İstanbul’da aşk, ihanet ve gözyaşı…
Nail’in uzattığı uzun parça kağıt, teleks kağıdıydı. Ankara Oteli’nin
teleksinden Paris’e çekilmişti Telgrafın gönderildiği kişi Mel
Ferrer, telgrafı gönderen kişi ise Gayle Hunnicutt idi. Kafamda bir
anda David Hemmings’in sözleri belirdi:
“Mel Ferrer’in sevgilisiydi. Partiye, Mel Ferrer’in kolunda gelmiş,
partiden benim kolumda ayrılmıştı. Ben Gayle’i, Mel Ferrer’in elinden
aldım.”
Telgrafı okumaya başladım: “Özlemine daha fazla dayanamıyorum Mel”

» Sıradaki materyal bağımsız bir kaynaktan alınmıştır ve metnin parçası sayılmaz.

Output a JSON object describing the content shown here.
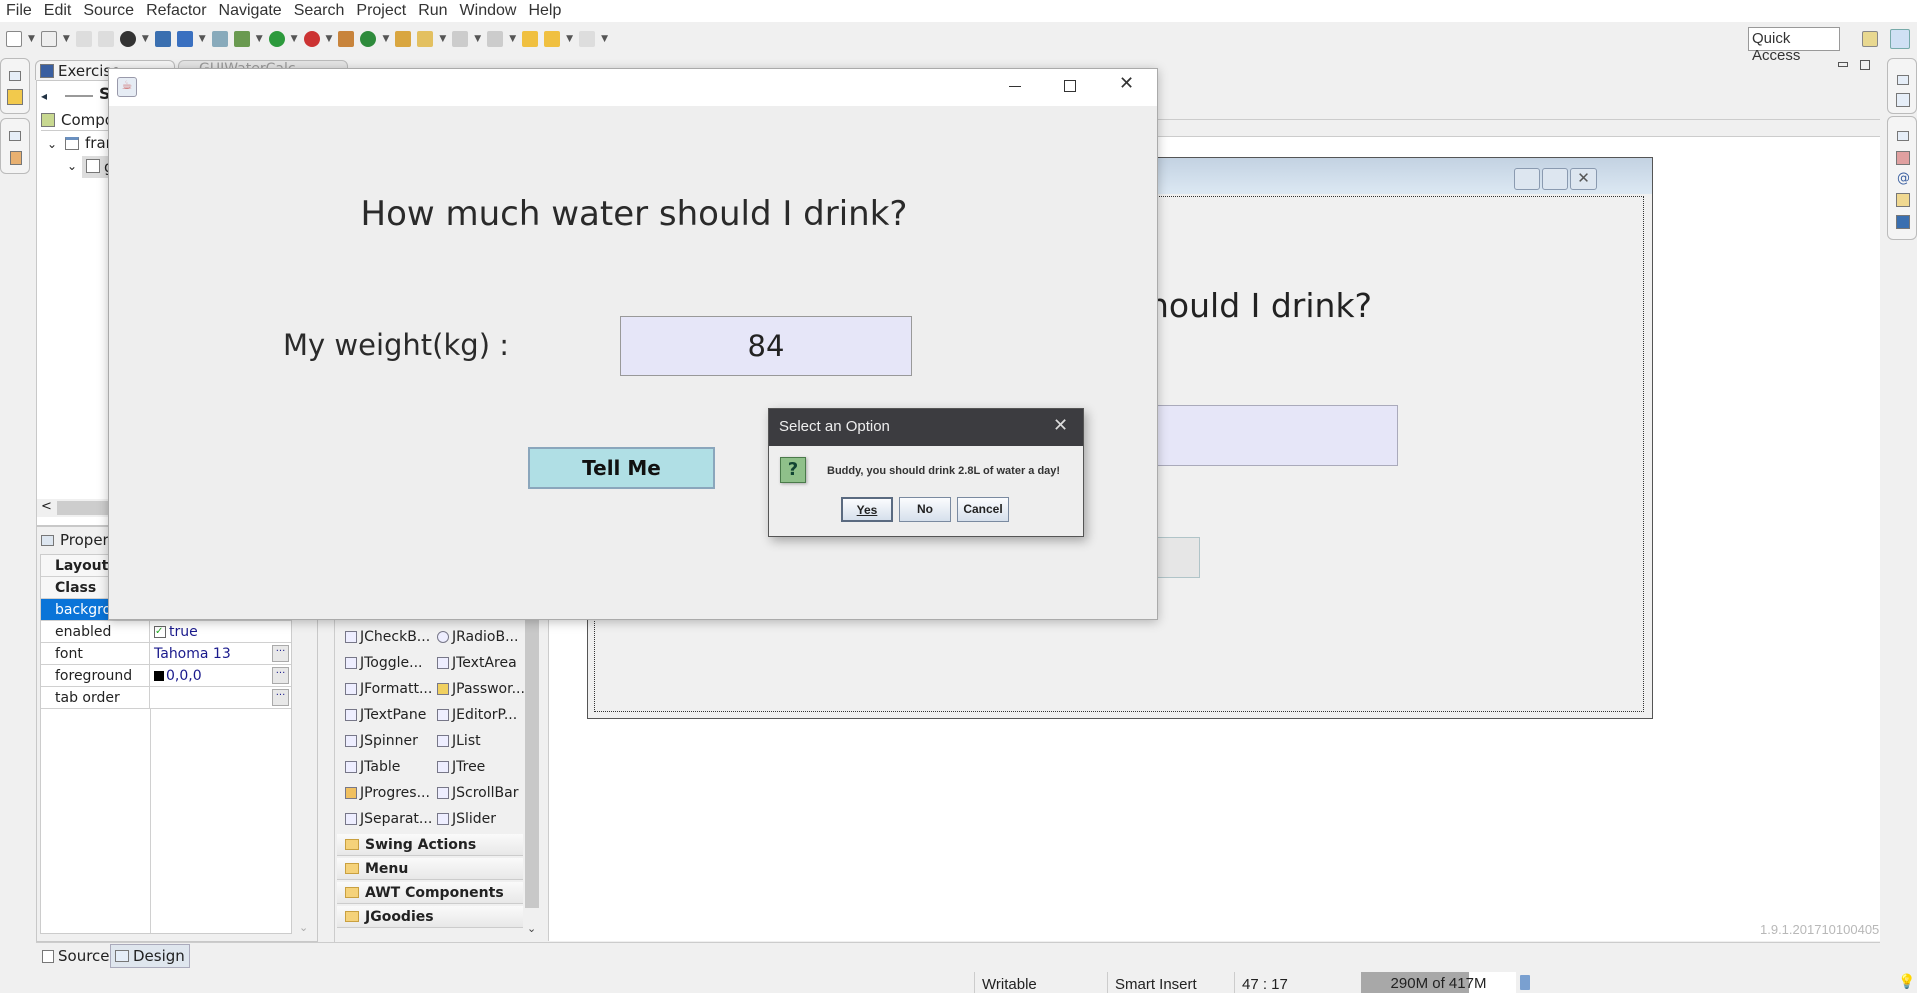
{
  "menu": [
    "File",
    "Edit",
    "Source",
    "Refactor",
    "Navigate",
    "Search",
    "Project",
    "Run",
    "Window",
    "Help"
  ],
  "toolbar": {
    "quick_access": "Quick Access"
  },
  "left_panel": {
    "tab_label": "Exercise",
    "editor_tab_label": "GUIWaterCalc",
    "structure_label": "S",
    "components_label": "Compo",
    "tree": [
      "fran",
      "g"
    ]
  },
  "properties": {
    "title": "Proper",
    "rows": [
      {
        "key": "Layout",
        "value": "",
        "bold": true
      },
      {
        "key": "Class",
        "value": "",
        "bold": true
      },
      {
        "key": "backgro",
        "value": "",
        "selected": true
      },
      {
        "key": "enabled",
        "value": "true",
        "checkbox": true
      },
      {
        "key": "font",
        "value": "Tahoma 13",
        "button": true
      },
      {
        "key": "foreground",
        "value": "0,0,0",
        "swatch": "#000000",
        "button": true
      },
      {
        "key": "tab order",
        "value": "",
        "button": true
      }
    ]
  },
  "palette": {
    "items": [
      "JCheckB...",
      "JRadioB...",
      "JToggle...",
      "JTextArea",
      "JFormatt...",
      "JPasswor...",
      "JTextPane",
      "JEditorP...",
      "JSpinner",
      "JList",
      "JTable",
      "JTree",
      "JProgres...",
      "JScrollBar",
      "JSeparat...",
      "JSlider"
    ],
    "categories": [
      "Swing Actions",
      "Menu",
      "AWT Components",
      "JGoodies"
    ]
  },
  "bottom_tabs": {
    "source": "Source",
    "design": "Design"
  },
  "designer": {
    "heading_partial": "hould I drink?",
    "version": "1.9.1.201710100405"
  },
  "app": {
    "heading": "How much water should I drink?",
    "weight_label": "My weight(kg) :",
    "weight_value": "84",
    "button": "Tell Me",
    "colors": {
      "input_bg": "#e6e6f8",
      "button_bg": "#b0dfe5"
    }
  },
  "dialog": {
    "title": "Select an Option",
    "message": "Buddy, you should drink 2.8L of water a day!",
    "icon": "?",
    "buttons": [
      "Yes",
      "No",
      "Cancel"
    ]
  },
  "status": {
    "writable": "Writable",
    "insert_mode": "Smart Insert",
    "position": "47 : 17",
    "memory": "290M of 417M",
    "memory_used_fraction": 0.695
  }
}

diye başlıyordu telgraf ve aşk, aşk, aşkla doldurulduktan sonra “Ne
yapıp yapıp, bir yolunu bul ve Paris’e kadar gelmişken İstanbul’a da
uzanıver. Ne zaman geleceğini bildirirsen, orada buluşuruz, sevgilim”
diye bitiyordu. Nail’e kelimelerle teşekkür etmedim. Yanaklarından
öptüm, yanından ayrıldım. Ertesi gün, Ankara Oteli’nin teleksinin
çevresinde, vızıltısı bile duyulmayan bir sivrisinek idim. Mel
Ferrer’den gelecek yanıtı bekliyordum.
Telgraf akşama doğru geldi Paris’ten. “Yarın Napoli’ye uçuyoruz” diye
başlıyor ve bir dost yatıyla Napoli’den geleceklerini bildiriyordu.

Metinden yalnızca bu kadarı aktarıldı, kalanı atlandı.